Note: Versions mentioned in the description apply only to the upstream kernel-debug-devel-matched package and not the kernel-debug-devel-matched package as distributed by Centos.
See How to fix? for Centos:10 relevant fixed versions and status.
In the Linux kernel, the following vulnerability has been resolved:
KVM: SVM: Set/clear CR8 write interception when AVIC is (de)activated
Explicitly set/clear CR8 write interception when AVIC is (de)activated to fix a bug where KVM leaves the interception enabled after AVIC is activated. E.g. if KVM emulates INIT=>WFS while AVIC is deactivated, CR8 will remain intercepted in perpetuity.
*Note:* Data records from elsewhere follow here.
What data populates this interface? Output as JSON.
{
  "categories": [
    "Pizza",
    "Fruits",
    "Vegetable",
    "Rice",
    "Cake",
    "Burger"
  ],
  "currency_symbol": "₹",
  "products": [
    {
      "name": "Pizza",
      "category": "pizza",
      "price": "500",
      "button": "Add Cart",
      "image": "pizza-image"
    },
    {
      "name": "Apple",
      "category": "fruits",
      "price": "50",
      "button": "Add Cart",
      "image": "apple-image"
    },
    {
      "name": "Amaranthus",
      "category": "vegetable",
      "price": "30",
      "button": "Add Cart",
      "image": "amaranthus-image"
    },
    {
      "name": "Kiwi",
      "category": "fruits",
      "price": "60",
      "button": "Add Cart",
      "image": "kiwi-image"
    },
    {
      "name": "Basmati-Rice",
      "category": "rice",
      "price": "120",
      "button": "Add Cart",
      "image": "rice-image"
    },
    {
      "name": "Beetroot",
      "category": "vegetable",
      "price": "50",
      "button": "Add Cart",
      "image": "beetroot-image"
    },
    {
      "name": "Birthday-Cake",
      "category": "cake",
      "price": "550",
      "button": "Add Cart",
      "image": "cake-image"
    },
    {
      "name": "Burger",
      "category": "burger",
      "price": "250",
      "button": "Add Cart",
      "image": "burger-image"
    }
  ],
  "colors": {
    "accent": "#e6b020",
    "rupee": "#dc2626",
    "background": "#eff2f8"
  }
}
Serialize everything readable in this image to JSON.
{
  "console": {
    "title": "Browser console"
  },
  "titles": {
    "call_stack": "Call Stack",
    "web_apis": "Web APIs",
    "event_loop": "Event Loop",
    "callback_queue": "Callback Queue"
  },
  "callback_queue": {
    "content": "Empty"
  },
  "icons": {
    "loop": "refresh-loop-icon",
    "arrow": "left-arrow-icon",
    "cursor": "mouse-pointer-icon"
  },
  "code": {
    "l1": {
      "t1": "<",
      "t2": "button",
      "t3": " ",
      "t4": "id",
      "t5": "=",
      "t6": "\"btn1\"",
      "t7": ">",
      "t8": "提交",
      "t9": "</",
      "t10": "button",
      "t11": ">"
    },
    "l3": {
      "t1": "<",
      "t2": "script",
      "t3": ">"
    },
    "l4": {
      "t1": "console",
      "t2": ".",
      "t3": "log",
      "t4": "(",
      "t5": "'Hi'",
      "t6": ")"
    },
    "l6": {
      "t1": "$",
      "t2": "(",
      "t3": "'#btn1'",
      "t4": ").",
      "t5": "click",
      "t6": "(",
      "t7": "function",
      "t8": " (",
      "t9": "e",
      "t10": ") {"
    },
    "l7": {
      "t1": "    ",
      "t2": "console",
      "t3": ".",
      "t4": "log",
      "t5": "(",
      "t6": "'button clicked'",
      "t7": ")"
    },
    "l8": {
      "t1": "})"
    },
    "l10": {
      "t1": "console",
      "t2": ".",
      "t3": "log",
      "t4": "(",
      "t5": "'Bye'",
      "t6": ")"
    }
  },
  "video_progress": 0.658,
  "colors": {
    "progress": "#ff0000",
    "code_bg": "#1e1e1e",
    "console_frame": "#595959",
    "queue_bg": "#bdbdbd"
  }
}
On its own, the dangling CR8 intercept is "just" a performance issue, but combined with the TPR sync bug fixed by commit d02e48830e3f ("KVM: SVM: Sync TPR from LAPIC into VMCB::V_TPR even if AVIC is active"), the danging intercept is fatal to Windows guests as the TPR seen by hardware gets wildly out of sync with reality.
Note, VMX isn't affected by the bug as TPR_THRESHOLD is explicitly ignored when Virtual Interrupt Delivery is enabled, i.e. when APICv is active in KVM's world. I.e. there's no need to trigger update_cr8_intercept(), this is firmly an SVM implementation flaw/detail.
WARN if KVM gets a CR8 write #VMEXIT while AVIC is active, as KVM should never enter the guest with AVIC enabled and CR8 writes intercepted.